Australia's Victoria state reports 374 new cases of coronavirus and three deaths

Victoria's government has enforced a six-week partial lockdown in the city of Melbourne. PHOTO: AFP

SYDNEY (REUTERS, BLOOMBERG) - Australia's second most populous state of Victoria reported on Tuesday (July 21) three deaths from the new coronavirus and logged 374 daily cases of infections compared with 275 cases a day earlier.

A woman in her 100s, a woman in her 90s and a woman in her 80s have all died from the virus, Premier Daniel Andrews said in a media briefing in Melbourne.

The state so far has recorded just under 6,300 total confirmed cases of Covid-19, which is nearly half of the total infections in Australia.

Victoria's government has enforced a six-week partial lockdown in the city of Melbourne and asked residents to wear face masks when they step outside their houses or risk fines to contain a flare-up in infections.

Neighbouring South Australia state will further tighten its border to guard against renewed outbreaks of the coronavirus by introducing a maximum two-year jail term for people who breach the rules.

Emergency legislation will be amended on Tuesday to introduce the new penalty, the state government said in a statement.

The state border is closed to residents of Victoria. Travelers from New South Wales and the Australian Capital Territory have to self-quarantine for 14 days and submit for virus testing.

Separately, federal government will continue subsidising the wages of workers from businesses damaged by the coronavirus pandemic, Treasurer Josh Frydenberg will say on Tuesday, but Canberra will trim the size of payments and tighten the eligibility rules.

Continued fiscal support will ease fears that Australia will suffer a hard economic landing in September when the government's centrepiece policy expires, a fortnightly payment of A$1,500 (S$1,459) to workers of businesses damaged by the Covid-19 pandemic.

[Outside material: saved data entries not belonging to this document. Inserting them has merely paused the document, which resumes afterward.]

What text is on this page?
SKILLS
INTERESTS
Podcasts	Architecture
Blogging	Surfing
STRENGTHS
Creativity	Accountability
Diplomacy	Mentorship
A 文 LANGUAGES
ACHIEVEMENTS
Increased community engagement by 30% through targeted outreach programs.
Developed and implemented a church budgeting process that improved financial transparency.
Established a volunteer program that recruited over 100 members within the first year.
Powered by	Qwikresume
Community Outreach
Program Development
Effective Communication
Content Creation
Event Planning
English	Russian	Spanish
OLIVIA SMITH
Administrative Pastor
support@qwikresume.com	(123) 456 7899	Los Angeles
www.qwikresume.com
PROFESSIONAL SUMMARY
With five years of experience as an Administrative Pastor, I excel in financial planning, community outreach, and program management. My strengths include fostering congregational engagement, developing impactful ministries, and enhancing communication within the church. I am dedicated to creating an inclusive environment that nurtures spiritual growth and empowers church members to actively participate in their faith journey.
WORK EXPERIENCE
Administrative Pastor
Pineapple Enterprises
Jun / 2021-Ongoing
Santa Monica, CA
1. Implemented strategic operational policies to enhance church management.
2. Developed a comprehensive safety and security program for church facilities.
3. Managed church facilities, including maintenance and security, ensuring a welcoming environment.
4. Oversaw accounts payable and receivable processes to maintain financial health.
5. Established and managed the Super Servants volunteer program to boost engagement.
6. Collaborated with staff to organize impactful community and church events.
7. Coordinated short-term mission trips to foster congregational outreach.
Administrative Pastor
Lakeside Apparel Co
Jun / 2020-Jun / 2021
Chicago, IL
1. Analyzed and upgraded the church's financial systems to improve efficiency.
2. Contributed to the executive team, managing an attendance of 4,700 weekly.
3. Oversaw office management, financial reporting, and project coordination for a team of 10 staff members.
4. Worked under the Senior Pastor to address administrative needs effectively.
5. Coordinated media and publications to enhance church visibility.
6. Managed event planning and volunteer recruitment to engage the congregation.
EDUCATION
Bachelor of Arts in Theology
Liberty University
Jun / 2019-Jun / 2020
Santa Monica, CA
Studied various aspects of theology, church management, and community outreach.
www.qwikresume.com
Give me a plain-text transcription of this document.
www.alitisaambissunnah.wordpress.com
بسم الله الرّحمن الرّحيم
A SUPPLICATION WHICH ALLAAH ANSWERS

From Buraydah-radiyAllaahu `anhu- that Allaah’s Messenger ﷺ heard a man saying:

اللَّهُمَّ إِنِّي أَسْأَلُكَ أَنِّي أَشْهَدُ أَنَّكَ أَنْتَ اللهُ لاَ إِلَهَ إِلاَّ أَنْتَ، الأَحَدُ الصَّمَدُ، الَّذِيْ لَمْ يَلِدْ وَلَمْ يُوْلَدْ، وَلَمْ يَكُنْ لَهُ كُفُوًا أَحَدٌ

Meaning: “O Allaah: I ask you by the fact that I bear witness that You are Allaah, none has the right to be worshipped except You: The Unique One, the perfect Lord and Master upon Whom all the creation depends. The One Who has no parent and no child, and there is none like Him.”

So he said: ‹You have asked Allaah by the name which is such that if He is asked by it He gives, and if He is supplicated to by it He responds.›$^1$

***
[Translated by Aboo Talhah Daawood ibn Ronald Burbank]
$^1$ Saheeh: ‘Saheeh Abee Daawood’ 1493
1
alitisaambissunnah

Known as JobKeeper, Australia is on course to spend A$70 billion to subsidise the wages of about 3.5 million people - a scheme that is widely credited with propping up Australia's ailing economy. But with most states and territories beginning to reopen their economies, Frydenberg will say Australia can now reduce fiscal support.

"JobKeeper has been an economic lifeline to millions of Australians and that lifeline will be extended for those businesses that need it most," Frydenberg will say, according to extracts of an announcement sent to Reuters.

The extracts sent do not reveal the size of the payments, adding only that it will be paid at a "lower level than is currently the case", while eligibility will also be amended to ensure only those who need it the most receive it.

In addition to trimming its JobKeeper package, Frydenberg will on Tuesday also say Australia will cut its unemployment payments.